(Helsinki) Jadis plutôt réputée pour sa nourriture jugée par certains sans saveur et ses hivers rudes et longs, la Finlande, sacrée pour la quatrième fois consécutive « pays le plus heureux du monde », a profité du titre pour améliorer son image à l’étranger, dopant le tourisme et les affaires.

Sam KINGSLEY
Agence France-Presse

Heureux, eux ? Depuis 2018, le classement mondial du « World Happiness Report » a systématiquement placé en tête le pays nordique frontalier de la Russie, où nombre des 5,5 millions d’habitants — de leur propre aveu — se décrivent plutôt comme taiseux, un brin mélancoliques et pas vraiment portés aux effusions de joie.

« Quand j’ai entendu ça la première fois — et je ne suis pas le seul je crois — j’ai éclaté de rire », explique à l’AFP le producteur de télévision Tony Ilmoni, dans les rues encore enneigées d’Helsinki, alors que la Finlande vient de remporter vendredi son quatrième titre.

L’étude mondiale commanditée par les Nations unies vise à quantifier la satisfaction individuelle, sur la base de sondages sur le bien-être menés dans 149 pays prenant en compte le PIB et les perceptions des niveaux de solidarité, de liberté individuelle ou de corruption dans chaque pays.  

Une méthodologie parfois contestée mais qui sert depuis une dizaine d’années de baromètre grand public pour la « journée mondiale du bonheur » de l’ONU chaque 20 mars.

Avec ses services publics performants, son faible niveau de criminalité et d’inégalités, une confiance élevée dans les autorités, la Finlande s’est imposée dans un classement qui a déjà sacré d’autres pays nordiques, comme la Norvège et le Danemark, actuel 2e.

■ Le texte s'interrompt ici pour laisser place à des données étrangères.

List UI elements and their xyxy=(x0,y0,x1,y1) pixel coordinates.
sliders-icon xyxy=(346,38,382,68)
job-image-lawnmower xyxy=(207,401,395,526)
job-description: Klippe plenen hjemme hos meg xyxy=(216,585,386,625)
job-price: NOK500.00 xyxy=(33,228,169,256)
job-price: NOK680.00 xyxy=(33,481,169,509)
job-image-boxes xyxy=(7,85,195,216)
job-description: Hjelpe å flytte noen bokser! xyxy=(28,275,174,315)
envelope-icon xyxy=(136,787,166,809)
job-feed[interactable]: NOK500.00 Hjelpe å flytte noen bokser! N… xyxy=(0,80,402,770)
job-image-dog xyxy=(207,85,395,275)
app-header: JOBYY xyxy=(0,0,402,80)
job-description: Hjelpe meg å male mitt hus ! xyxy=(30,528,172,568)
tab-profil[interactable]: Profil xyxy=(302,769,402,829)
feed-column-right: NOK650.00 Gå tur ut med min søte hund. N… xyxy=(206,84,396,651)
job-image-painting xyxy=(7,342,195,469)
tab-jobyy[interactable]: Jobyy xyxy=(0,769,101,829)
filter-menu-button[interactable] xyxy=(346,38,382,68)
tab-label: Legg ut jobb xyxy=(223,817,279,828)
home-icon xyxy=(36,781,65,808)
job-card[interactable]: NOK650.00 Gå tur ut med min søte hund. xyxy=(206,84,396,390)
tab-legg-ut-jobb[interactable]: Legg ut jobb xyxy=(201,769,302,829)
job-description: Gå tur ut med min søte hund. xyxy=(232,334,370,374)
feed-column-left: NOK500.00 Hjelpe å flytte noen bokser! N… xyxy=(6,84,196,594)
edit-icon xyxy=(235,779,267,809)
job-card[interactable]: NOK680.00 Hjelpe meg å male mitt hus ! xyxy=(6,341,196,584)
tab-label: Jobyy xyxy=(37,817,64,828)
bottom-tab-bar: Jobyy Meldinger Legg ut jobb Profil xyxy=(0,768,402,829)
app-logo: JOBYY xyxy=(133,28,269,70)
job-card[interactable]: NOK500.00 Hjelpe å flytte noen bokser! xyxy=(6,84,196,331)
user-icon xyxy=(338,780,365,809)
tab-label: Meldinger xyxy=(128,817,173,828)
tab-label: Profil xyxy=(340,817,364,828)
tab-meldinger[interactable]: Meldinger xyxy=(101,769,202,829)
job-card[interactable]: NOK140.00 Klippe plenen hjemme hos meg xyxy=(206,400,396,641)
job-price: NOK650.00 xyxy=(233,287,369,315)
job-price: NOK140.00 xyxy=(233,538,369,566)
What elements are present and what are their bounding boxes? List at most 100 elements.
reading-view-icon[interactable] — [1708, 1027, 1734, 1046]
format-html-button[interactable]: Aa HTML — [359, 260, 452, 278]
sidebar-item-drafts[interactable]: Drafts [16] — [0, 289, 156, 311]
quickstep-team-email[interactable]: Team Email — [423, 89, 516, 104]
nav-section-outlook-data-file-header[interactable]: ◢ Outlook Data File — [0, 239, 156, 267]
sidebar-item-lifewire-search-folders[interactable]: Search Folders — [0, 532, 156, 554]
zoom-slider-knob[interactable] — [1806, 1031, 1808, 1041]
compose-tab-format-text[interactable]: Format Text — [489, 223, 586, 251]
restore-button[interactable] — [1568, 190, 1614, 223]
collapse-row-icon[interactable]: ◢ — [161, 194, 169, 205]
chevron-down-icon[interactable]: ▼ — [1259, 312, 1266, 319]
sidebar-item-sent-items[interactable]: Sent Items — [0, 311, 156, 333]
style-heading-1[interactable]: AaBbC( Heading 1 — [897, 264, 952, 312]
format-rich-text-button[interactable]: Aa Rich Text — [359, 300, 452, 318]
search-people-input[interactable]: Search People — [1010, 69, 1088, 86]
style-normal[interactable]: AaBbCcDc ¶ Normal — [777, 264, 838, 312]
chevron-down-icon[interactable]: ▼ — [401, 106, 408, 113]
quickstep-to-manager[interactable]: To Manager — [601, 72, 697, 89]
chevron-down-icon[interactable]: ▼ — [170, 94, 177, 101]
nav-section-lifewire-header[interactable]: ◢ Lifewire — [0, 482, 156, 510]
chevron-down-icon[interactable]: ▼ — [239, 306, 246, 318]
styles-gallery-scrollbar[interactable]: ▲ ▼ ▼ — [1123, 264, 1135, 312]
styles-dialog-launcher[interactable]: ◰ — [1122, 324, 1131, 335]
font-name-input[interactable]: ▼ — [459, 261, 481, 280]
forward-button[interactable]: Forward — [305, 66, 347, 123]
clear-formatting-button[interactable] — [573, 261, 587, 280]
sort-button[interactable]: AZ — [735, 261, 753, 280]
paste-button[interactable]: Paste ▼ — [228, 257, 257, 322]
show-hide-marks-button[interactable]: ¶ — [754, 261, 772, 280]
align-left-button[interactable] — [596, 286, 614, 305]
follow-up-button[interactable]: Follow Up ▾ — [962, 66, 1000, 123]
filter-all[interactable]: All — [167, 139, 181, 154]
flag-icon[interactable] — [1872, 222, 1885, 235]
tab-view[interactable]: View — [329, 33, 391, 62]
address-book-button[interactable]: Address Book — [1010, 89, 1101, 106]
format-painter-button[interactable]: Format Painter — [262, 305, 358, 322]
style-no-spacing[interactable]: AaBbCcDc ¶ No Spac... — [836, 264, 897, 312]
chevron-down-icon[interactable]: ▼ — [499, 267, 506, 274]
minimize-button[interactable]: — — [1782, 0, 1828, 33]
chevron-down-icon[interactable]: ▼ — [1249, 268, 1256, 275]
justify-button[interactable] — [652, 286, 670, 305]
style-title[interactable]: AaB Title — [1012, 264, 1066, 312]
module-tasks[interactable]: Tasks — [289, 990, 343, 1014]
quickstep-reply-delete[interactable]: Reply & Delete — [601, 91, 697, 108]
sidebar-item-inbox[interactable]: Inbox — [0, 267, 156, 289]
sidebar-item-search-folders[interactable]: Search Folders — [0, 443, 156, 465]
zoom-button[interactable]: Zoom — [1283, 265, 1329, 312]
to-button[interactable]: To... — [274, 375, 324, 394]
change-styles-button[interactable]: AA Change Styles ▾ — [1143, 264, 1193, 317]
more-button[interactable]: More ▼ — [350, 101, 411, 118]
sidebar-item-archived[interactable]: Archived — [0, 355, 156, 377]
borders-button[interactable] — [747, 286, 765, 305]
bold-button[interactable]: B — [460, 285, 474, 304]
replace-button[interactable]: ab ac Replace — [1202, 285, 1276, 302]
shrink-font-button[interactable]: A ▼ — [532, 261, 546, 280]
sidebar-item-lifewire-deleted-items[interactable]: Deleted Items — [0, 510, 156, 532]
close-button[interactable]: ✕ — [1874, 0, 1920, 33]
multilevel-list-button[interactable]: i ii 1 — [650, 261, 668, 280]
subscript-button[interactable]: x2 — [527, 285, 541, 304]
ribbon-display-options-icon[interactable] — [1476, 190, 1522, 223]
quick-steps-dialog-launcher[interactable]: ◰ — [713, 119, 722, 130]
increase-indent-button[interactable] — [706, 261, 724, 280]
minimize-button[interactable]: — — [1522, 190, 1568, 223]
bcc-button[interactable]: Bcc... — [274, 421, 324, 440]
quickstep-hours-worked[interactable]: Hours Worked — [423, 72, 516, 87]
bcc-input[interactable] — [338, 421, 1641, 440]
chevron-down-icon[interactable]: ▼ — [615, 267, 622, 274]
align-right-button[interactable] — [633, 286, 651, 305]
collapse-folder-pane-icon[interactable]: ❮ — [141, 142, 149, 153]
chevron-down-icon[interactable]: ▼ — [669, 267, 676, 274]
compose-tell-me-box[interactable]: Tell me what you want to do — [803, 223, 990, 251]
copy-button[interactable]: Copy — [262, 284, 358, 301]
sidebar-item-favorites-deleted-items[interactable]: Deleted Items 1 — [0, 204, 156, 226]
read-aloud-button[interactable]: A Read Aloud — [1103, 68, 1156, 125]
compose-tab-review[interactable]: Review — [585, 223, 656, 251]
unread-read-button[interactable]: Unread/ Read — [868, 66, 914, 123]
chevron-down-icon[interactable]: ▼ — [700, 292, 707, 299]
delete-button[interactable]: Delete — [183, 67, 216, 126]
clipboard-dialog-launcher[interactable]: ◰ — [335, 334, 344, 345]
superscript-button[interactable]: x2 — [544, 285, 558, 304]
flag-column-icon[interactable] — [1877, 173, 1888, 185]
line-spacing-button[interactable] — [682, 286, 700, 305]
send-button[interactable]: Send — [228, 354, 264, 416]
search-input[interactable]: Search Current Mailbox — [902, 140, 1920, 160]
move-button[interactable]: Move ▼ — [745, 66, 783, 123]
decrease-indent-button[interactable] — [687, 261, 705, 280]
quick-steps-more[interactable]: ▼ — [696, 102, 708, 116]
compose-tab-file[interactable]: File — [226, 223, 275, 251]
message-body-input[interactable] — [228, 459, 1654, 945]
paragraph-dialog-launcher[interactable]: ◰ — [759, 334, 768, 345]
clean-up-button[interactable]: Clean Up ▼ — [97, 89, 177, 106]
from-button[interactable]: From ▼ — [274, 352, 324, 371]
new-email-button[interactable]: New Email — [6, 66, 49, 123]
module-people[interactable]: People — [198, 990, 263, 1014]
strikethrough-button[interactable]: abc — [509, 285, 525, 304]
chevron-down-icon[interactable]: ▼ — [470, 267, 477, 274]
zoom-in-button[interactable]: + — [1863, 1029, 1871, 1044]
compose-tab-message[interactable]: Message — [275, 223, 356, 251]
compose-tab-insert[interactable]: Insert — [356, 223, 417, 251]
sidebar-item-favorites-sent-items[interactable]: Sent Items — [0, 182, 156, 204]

Même le suicide, qui jetait une ombre au tableau, a été divisé par deux depuis les années 90.

« Les fondamentaux sont vraiment bons ici : nous n’avons personne qui vit dans la rue, on a du chômage mais le système de santé fonctionne, des choses importantes comme ça », explique Riitta Matilainen, une fleuriste de la capitale. « Même si on pourrait être un peu plus extravertis et joyeux ! », reconnaît-elle.

Le titre de « pays le plus heureux du monde » a surtout été une bénédiction pour les responsables du tourisme et de la promotion de la Finlande, qui ont vite capitalisé dessus.

« Qui n’aurait pas envie de vivre ici ? »

« C’est quelque chose de très puissant, émouvant et évocateur de pouvoir dire qu’on est le pays le plus heureux du monde. Qui n’aurait pas envie d’y vivre ? », souligne Joel Willans, expert britannique du marketing numérique installé en Finlande depuis le début des années 2000.

D’innombrables entreprises ont utilisé la couronne pour mieux vendre des produits ou attirer des employés à venir s’installer.

Même la cuisine finlandaise — raillée par Jacques Chirac ou Silvio Berlusconi — prend sa revanche : restaurateurs et producteurs vantent désormais la simplicité de ses ingrédients naturels et d’une cuisine qui garde les pieds sur terre.

Quant au tourisme, principal moteur de l’offensive marketing, il a vu la création d’« ambassadeurs du bonheur » pour introduire les visiteurs aux secrets du bien-être finlandais.

« Les gens sont curieux de (notre bonheur) et ils veulent en savoir plus », estime Paavo Virkkunen, responsable de la promotion du pays à Business Finland.  

La « marque » finlandaise ? La vie au grand air dans les vastes forêts aux milliers de lacs, avec bien sûr l’incontournable sauna et une pincée de « résidence officielle » du père Noël : avant la pandémie, le tourisme en Laponie finlandaise battait des records.

Après quatre ans au sommet, que se passera-t-il si la Finlande perd son titre ? Pour Joel Willans, c’est peut-être un des points faibles : habitués à une société à faible stress et qui fonctionne bien, la tolérance des Finlandais aux obstacles s’est réduite.

« Ils sont très affectés par ça. Leur bulle de bonheur se perce facilement quand les choses ne vont pas parfaitement », estime le Britannique.

Mais les bénéfices du titre resteront à long terme, se persuade M. Virkunnen. « Nous avons grandi en tant que nation, en comprenant mieux les bases du bonheur que nous ne le faisions avant », juge-t-il.